February 20, 2009

The Remarkable Miss Mullikin

The name Anna Margaret Mullikin (1893-1975) doesn't appear on the MAA's "Women of Mathematics" poster. Her biography is not among those posted on the Agnes Scott College pages featuring women mathematicians.

"She is virtually unknown today, but . . . we believe she deserves greater recognition," Thomas L. Bartlow of Villanova University and David E. Zitarelli of Temple University contend in the February American Mathematical Monthly. Their article, "Who Was Miss Mullikin?", presents a compelling case for lauding the accomplishments of this mathematician and high school mathematics teacher.

Mullikin was the third Ph.D. student of R.L. Moore (1882-1974), a prominent figure in 20th-century mathematics who founded his own school of topology and advocated a teaching style that encourages students to solve problems using their own skills. She was the first of Moore's students to write a dissertation on topology, a pioneering work that dealt with connected sets.

Mullikin's dissertation was her only published mathematical research, which appeared in 1922. Nonetheless, her results had a "catalytic effect" on the fledgling field of point-set topology, Bertlow and Zitarelli point out. Mullikin's work "inspired a decade of intense investigations leading to applications and generalizations by two of the leading schools of topology at that time."

Mullikin obtained her A.B. degree in 1915 from Goucher College in Baltimore. She taught mathematics for three years before beginning graduate study at the University of Pennsylvania, where she quickly came to Moore's attention. When Moore left in 1920 for the University of Texas, he arranged to have her appointed as an instructor so that she could complete her thesis under his guidance. After her instructorship ended, Mullikin returned to the University of Pennsylvania to complete requirements for her degree.

Mullikin's dissertation, "Certain theorems relating to plane connected point sets," appeared in the September 1922 Transactions of the American Mathematical Society.

After completing her degree, Mullikin worked for the Philadelphia school district as a high school teacher, ending up at Germantown High School, where she taught until she retired in 1959. "During this 36-year tenure she earned a reputation as a demanding, sympathetic, and effective teacher of mathematics," Bartlow and Zitarelli note.

Mullikin "identified and encouraged students of strong mathematical ability, taught a meticulous and orderly approach to mathematics to all hers students, and tailored her lessons to the abilities of individual students," the authors conclude. "Although her pupils were unaware of her earlier exploits and some of them did not even know that she held a Ph.D., they benefited by experiencing firsthand a brilliant and serious mathematical mind at work."

Bartlow and Zitarelli provide many more details of Mullikin's life and career in their article.
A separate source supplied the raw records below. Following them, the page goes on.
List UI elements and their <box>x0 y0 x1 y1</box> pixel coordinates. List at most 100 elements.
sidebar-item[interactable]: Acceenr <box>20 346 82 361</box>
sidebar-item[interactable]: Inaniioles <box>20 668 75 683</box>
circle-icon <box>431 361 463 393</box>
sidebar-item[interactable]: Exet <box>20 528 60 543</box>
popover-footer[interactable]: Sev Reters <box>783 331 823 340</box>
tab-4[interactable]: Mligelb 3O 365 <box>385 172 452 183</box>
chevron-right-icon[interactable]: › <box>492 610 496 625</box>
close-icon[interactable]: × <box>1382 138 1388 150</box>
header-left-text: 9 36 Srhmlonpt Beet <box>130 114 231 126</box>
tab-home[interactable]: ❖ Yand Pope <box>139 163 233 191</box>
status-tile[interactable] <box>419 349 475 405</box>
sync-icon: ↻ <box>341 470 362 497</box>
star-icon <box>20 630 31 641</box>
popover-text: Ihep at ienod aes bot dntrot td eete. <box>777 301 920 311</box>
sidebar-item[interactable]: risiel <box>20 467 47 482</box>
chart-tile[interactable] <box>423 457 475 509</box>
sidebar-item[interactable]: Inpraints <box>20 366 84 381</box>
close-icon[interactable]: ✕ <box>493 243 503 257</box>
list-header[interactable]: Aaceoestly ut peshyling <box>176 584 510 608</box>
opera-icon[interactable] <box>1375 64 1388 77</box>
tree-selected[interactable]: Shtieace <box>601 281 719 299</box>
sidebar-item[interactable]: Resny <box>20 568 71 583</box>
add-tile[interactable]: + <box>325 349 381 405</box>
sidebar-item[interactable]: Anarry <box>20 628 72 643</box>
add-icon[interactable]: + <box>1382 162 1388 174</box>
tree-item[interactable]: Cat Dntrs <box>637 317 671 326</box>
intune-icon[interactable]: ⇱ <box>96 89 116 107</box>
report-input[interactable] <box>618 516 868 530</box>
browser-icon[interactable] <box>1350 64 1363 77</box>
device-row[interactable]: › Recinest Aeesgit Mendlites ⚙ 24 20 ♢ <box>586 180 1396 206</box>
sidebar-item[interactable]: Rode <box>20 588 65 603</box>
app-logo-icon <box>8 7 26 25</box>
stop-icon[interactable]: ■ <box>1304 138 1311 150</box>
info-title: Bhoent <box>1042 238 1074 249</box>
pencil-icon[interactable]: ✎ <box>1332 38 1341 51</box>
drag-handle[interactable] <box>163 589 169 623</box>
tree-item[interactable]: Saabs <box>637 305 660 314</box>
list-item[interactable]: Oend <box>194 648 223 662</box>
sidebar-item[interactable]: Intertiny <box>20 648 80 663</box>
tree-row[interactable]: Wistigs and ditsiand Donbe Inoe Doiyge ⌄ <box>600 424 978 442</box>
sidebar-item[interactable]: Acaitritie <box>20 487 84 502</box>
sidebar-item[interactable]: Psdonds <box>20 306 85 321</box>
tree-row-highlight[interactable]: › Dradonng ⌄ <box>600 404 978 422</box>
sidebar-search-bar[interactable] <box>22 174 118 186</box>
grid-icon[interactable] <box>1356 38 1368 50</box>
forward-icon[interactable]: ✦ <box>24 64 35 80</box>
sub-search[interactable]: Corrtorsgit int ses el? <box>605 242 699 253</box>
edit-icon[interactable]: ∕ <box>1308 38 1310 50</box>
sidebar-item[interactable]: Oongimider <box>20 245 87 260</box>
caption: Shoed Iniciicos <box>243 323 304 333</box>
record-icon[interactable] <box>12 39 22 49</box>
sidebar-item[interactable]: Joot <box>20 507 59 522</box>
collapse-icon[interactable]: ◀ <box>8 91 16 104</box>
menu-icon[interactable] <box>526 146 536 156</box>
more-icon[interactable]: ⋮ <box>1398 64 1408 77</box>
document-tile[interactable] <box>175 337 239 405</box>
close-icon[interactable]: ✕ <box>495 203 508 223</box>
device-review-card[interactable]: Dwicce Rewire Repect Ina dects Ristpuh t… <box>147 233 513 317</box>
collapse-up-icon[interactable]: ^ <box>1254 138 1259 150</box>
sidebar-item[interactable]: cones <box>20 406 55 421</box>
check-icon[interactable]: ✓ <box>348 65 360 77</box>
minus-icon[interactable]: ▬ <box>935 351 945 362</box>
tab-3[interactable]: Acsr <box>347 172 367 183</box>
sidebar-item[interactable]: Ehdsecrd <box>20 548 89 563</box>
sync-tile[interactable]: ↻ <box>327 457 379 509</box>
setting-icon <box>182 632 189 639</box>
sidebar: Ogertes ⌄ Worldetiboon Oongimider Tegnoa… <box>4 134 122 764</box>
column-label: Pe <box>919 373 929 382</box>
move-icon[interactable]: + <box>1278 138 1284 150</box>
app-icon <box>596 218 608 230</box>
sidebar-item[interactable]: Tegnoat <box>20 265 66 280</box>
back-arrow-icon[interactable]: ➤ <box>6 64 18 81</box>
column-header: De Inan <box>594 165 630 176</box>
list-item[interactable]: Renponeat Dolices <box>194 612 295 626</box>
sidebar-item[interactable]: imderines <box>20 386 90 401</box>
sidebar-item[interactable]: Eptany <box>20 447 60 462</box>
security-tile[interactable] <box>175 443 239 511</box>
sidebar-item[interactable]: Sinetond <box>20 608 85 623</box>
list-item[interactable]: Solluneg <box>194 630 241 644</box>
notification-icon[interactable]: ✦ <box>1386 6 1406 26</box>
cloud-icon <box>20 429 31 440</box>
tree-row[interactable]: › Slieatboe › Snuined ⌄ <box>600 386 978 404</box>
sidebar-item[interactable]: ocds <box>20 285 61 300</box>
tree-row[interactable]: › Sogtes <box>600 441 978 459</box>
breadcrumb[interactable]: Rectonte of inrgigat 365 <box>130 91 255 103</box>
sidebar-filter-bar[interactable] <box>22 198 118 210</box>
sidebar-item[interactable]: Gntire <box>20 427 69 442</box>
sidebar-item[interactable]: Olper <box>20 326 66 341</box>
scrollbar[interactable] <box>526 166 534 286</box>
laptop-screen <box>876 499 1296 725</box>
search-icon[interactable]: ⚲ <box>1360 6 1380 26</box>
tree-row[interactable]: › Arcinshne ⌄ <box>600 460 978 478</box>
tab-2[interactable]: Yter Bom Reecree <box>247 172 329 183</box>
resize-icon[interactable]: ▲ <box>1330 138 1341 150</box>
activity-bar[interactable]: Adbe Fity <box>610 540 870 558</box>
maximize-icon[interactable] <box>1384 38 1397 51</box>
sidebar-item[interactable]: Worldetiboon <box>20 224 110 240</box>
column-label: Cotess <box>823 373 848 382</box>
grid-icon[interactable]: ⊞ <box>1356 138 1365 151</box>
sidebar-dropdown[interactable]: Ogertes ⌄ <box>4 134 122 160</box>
Belated recognition of Mullikin's mathematical work also comes in a new book, Pioneering Women in American Mathematics: The Pre-1940 Ph.D.s by Judy Green of Marymount University and Jeanne LaDuke of DePaul University, published by the American Mathematical Society.

Bartlow and Zitarelli mention three other women who received their mathematics degrees in 1921-1922. Margaret Buchanan (1885-1965) graduated from West Virginia University, then did her dissertation at Bryn Mawr College under Anna Pell Wheeler (1883-1966). She returned to teach at West Virginia for the rest of her career. Claribell Kendall (1889-1965) graduated from the University of Colorado, did her dissertation under Ernest Wilczynski (1876-1932) at the University of Chicago, then taught at Colorado for the remainder of her career. Eleanor Pairman (1896-1973) went to Radcliffe College, where she obtained her Ph.D. under George David Birkhoff (1884-1944). She married fellow graduate student Bancroft Huntington Brown in 1922, and Brown ended up at Dartmouth College. Pairman enjoyed teaching but had little opportunity to do so, trapped in a males-only college community.

Pairman "is the only one who married and the only one who published anything other than her own dissertation," Bartlow and Zitarelli remark. "The others, like Mullikin, remained single and embarked on teaching careers, albeit at their home universities."

References:

Bartlow, T.L., and D.E. Zitarelli. 2009. Who was Miss Mullikin? American Mathematical Monthly 116(February):99-114. Preprint.

Green, J., and J. LaDuke. 2009. Pioneering Women in American Mathematics: The Pre-1940 Ph.D.s. American Mathematical Society. Supplementary material.